Interestingly, the comment comes months after he blamed restrictive policy for delaying the carmaker’s entry into the world’s fourth largest automobile market – India.
The Deal: Hospitality chain OYO has acquired Gurugram-based coworking startup Innov8 in an all-cash deal worth about INR220cr.
Under OYO, Innov8 will be working towards creating a capacity of 10,000 seats across India.
Founded in 2015, Innov8 currently hosts over 350 companies as members and claims to have a 95% occupancy across all its 15 coworking spaces with combined seating of approximately 5,500.
Besides, OYO itself has also started two new co-working brands—PowerStation and WorkFlo, which will cater to a variety of start-ups and companies.
Apple to pay Qualcomm c. $31m for patent infringement. Google is likely to be hit with a third EU antitrust fine next week.
No Escape: Following a two-week trial, a jury in federal court in San Diego determined that Apple had violated three Qualcomm patents in some iPhones.
What You Need to Know: Qualcomm had last year sued Apple alleging it had violated patents related to allowing phones to quickly connect to the internet after they’re switched on; battery efficiency and graphics processing; and a traffic management function that allows apps to download data faster.

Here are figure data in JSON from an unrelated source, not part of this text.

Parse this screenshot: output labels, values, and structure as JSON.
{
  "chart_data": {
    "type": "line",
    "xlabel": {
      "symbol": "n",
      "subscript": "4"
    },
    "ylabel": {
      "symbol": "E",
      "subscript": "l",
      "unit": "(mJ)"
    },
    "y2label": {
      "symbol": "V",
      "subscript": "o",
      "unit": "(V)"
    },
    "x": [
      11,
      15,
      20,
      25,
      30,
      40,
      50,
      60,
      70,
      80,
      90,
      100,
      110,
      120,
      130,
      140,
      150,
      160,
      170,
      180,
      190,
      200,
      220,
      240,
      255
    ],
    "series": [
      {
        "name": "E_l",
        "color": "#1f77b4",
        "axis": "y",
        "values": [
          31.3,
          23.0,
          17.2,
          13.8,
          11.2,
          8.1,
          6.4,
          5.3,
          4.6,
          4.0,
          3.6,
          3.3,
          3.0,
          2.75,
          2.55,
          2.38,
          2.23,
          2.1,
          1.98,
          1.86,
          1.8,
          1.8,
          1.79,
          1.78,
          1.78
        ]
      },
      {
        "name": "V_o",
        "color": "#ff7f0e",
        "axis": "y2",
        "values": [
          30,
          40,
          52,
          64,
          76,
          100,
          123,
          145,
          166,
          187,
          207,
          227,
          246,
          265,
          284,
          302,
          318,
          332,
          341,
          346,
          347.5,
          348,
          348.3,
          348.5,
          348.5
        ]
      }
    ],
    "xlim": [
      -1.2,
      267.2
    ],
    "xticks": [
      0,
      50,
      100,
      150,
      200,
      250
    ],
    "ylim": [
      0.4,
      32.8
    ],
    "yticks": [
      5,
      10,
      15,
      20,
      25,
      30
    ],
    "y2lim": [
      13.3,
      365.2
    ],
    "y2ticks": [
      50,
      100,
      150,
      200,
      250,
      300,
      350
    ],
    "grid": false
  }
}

Qualcomm asked the jury to award it unpaid patent royalties of up to $1.41 per iPhone that violated the patents.
Not the First: Google is likely to be hit with a third EU antitrust fine next week related to its AdSense advertising service.
However, the sanction expected to be much smaller than previous fines.

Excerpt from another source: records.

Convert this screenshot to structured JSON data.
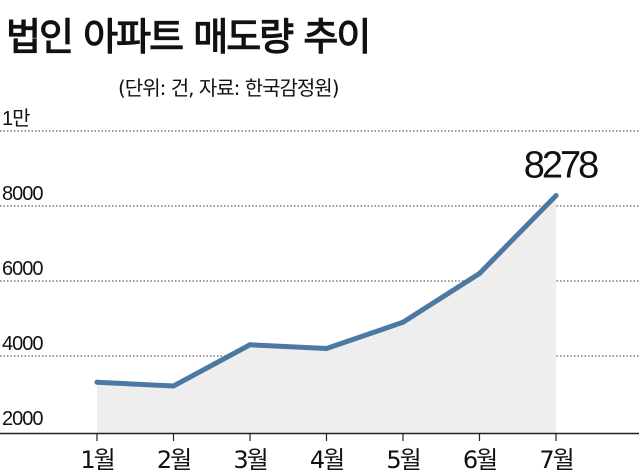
{
  "chart_data": {
    "type": "area",
    "title": "법인 아파트 매도량 추이",
    "subtitle": "(단위: 건, 자료: 한국감정원)",
    "categories": [
      "1월",
      "2월",
      "3월",
      "4월",
      "5월",
      "6월",
      "7월"
    ],
    "series": [
      {
        "values": [
          3300,
          3200,
          4300,
          4200,
          4900,
          6200,
          8278
        ]
      }
    ],
    "y_ticks": [
      "2000",
      "4000",
      "6000",
      "8000",
      "1만"
    ],
    "y_tick_values": [
      2000,
      4000,
      6000,
      8000,
      10000
    ],
    "ylim": [
      1900,
      10000
    ],
    "data_labels": [
      {
        "index": 6,
        "text": "8278"
      }
    ],
    "grid": "horizontal-dotted",
    "colors": {
      "line": "#4c79a3",
      "area": "#eeeeef",
      "grid": "#333333"
    }
  }
}
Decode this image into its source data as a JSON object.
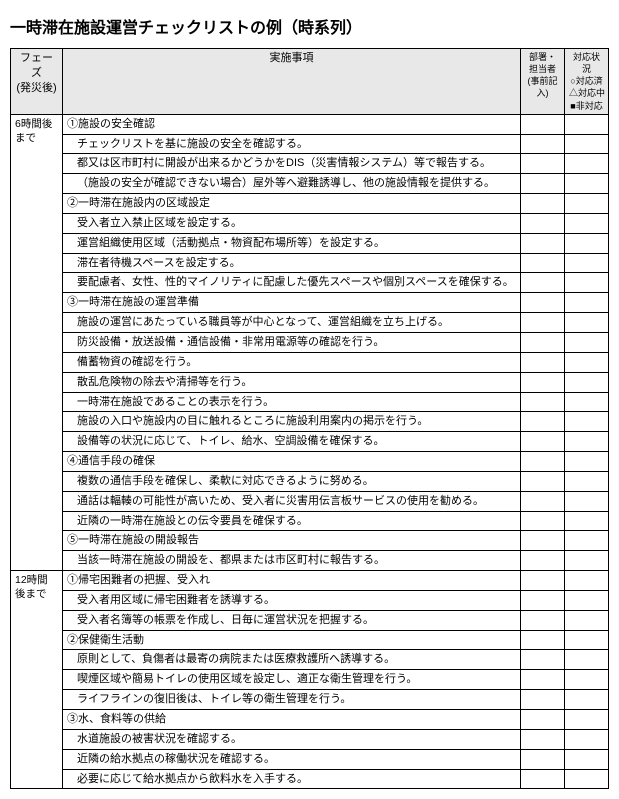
{
  "title": "一時滞在施設運営チェックリストの例（時系列）",
  "headers": {
    "phase": "フェーズ",
    "phase_sub": "(発災後)",
    "item": "実施事項",
    "dept": "部署・担当者",
    "dept_sub": "(事前記入)",
    "status": "対応状況",
    "status_opts": "○対応済\n△対応中\n■非対応"
  },
  "phases": [
    {
      "label": "6時間後まで",
      "groups": [
        {
          "head": "①施設の安全確認",
          "items": [
            "チェックリストを基に施設の安全を確認する。",
            "都又は区市町村に開設が出来るかどうかをDIS（災害情報システム）等で報告する。",
            "（施設の安全が確認できない場合）屋外等へ避難誘導し、他の施設情報を提供する。"
          ]
        },
        {
          "head": "②一時滞在施設内の区域設定",
          "items": [
            "受入者立入禁止区域を設定する。",
            "運営組織使用区域（活動拠点・物資配布場所等）を設定する。",
            "滞在者待機スペースを設定する。",
            "要配慮者、女性、性的マイノリティに配慮した優先スペースや個別スペースを確保する。"
          ]
        },
        {
          "head": "③一時滞在施設の運営準備",
          "items": [
            "施設の運営にあたっている職員等が中心となって、運営組織を立ち上げる。",
            "防災設備・放送設備・通信設備・非常用電源等の確認を行う。",
            "備蓄物資の確認を行う。",
            "散乱危険物の除去や清掃等を行う。",
            "一時滞在施設であることの表示を行う。",
            "施設の入口や施設内の目に触れるところに施設利用案内の掲示を行う。",
            "設備等の状況に応じて、トイレ、給水、空調設備を確保する。"
          ]
        },
        {
          "head": "④通信手段の確保",
          "items": [
            "複数の通信手段を確保し、柔軟に対応できるように努める。",
            "通話は輻輳の可能性が高いため、受入者に災害用伝言板サービスの使用を勧める。",
            "近隣の一時滞在施設との伝令要員を確保する。"
          ]
        },
        {
          "head": "⑤一時滞在施設の開設報告",
          "items": [
            "当該一時滞在施設の開設を、都県または市区町村に報告する。"
          ]
        }
      ]
    },
    {
      "label": "12時間後まで",
      "groups": [
        {
          "head": "①帰宅困難者の把握、受入れ",
          "items": [
            "受入者用区域に帰宅困難者を誘導する。",
            "受入者名簿等の帳票を作成し、日毎に運営状況を把握する。"
          ]
        },
        {
          "head": "②保健衛生活動",
          "items": [
            "原則として、負傷者は最寄の病院または医療救護所へ誘導する。",
            "喫煙区域や簡易トイレの使用区域を設定し、適正な衛生管理を行う。",
            "ライフラインの復旧後は、トイレ等の衛生管理を行う。"
          ]
        },
        {
          "head": "③水、食料等の供給",
          "items": [
            "水道施設の被害状況を確認する。",
            "近隣の給水拠点の稼働状況を確認する。",
            "必要に応じて給水拠点から飲料水を入手する。"
          ]
        }
      ]
    }
  ]
}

Backstory: The European Commission had in 2016 opened a third case against the world’s most popular internet search engine by accusing Google of preventing third parties using its AdSense product from displaying search advertisements from Google’s competitors.

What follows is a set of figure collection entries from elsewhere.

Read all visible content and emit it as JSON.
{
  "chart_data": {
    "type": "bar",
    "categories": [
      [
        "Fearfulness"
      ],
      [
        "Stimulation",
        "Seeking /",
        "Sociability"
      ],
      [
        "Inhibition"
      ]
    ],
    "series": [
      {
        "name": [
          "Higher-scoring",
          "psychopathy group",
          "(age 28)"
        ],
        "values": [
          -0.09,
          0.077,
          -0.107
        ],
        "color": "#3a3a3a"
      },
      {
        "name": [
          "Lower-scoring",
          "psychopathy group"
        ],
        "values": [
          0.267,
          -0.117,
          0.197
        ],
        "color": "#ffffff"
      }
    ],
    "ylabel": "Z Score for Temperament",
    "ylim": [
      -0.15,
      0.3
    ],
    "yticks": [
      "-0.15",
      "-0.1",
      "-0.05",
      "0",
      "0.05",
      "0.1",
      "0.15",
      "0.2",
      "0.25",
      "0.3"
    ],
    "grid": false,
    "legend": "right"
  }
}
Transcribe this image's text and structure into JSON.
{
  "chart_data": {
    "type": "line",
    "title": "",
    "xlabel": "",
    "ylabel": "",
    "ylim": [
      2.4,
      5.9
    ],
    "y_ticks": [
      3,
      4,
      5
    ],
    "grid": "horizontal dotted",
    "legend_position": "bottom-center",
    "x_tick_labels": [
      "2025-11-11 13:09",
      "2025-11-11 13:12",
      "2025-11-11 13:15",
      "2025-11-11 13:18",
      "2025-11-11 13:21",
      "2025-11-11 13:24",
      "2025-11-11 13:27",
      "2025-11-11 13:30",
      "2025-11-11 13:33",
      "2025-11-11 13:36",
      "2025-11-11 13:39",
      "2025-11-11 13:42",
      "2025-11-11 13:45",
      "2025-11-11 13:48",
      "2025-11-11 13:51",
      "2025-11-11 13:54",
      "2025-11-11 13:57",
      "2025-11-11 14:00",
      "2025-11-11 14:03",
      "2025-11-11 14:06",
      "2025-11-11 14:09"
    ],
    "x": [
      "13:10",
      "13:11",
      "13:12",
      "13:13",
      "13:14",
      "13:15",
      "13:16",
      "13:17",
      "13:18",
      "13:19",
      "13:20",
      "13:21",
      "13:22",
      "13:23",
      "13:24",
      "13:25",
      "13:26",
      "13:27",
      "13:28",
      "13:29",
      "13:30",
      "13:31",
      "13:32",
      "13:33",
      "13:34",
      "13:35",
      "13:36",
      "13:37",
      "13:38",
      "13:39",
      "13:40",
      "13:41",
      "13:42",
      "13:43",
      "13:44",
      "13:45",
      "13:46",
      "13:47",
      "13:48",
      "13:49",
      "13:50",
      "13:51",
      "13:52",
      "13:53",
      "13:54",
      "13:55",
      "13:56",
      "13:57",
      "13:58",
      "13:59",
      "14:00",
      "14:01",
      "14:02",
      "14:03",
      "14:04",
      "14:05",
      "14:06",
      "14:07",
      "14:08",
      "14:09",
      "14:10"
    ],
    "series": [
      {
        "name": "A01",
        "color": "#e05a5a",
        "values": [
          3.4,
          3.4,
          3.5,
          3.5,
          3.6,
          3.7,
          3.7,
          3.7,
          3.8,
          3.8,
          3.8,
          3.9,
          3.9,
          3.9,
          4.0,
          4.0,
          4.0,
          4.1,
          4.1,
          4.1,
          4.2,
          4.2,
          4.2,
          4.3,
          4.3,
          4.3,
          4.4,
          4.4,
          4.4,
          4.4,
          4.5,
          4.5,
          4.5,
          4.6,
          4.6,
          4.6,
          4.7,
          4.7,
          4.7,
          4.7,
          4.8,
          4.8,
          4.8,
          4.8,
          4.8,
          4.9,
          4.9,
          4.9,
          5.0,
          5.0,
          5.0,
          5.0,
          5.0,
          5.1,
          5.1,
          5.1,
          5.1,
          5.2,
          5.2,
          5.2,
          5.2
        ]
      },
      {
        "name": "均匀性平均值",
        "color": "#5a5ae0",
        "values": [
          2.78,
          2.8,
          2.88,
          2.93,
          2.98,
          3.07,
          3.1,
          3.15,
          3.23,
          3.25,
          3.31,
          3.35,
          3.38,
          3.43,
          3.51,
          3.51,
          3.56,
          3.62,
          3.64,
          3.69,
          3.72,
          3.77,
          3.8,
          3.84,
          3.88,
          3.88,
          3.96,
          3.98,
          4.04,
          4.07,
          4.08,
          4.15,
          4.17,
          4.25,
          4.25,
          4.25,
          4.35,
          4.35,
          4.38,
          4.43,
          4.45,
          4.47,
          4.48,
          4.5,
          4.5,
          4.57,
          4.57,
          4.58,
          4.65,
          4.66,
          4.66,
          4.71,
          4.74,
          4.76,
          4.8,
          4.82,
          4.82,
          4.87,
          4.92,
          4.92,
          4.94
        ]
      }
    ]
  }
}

It said that Google, which at that time had held 80% of the European market for search advertising intermediation over the previous ten years, had kept its anti-competitive practices for a decade.
Health Ministry pushes for a ban on e-cigarette maker Juul’s entry into India. SBI launches Yono app which facilitates cash withdrawal from ATMs without a card.
Go Back Juul: India’s Health Ministry is pushing to block electronic cigarettes maker Juul’s entry into the country.
Health Secretary Preeti Sudan in a writes notes, “Novel products such as ‘Juul’ are harmful and addictive and could potentially undermine our tobacco control efforts.”
Juul plans to launch its products in India by late 2019 as it looks to expand away from its home turf.
India has about 106 million adult smokers, second only to China in the world, making it a lucrative market for firms such as Juul and Philip Morris International Inc.
Cash Without Card: SBI has launched a Yono app now which allows customers to withdraw cash from ATMs without a card.
Customers can initiate the cash withdrawal process on the YONO app and set a six digit YONO Cash pin for the transaction. They will also get a six-digit reference number for the transaction on their registered mobile number via SMS. The cash withdrawal has to be completed within the next 30 minutes at the nearest YONO Cash point using both PIN and the reference number received.
YONO can be accessed through Android and iOS powered mobile phones, and on the web through a browser.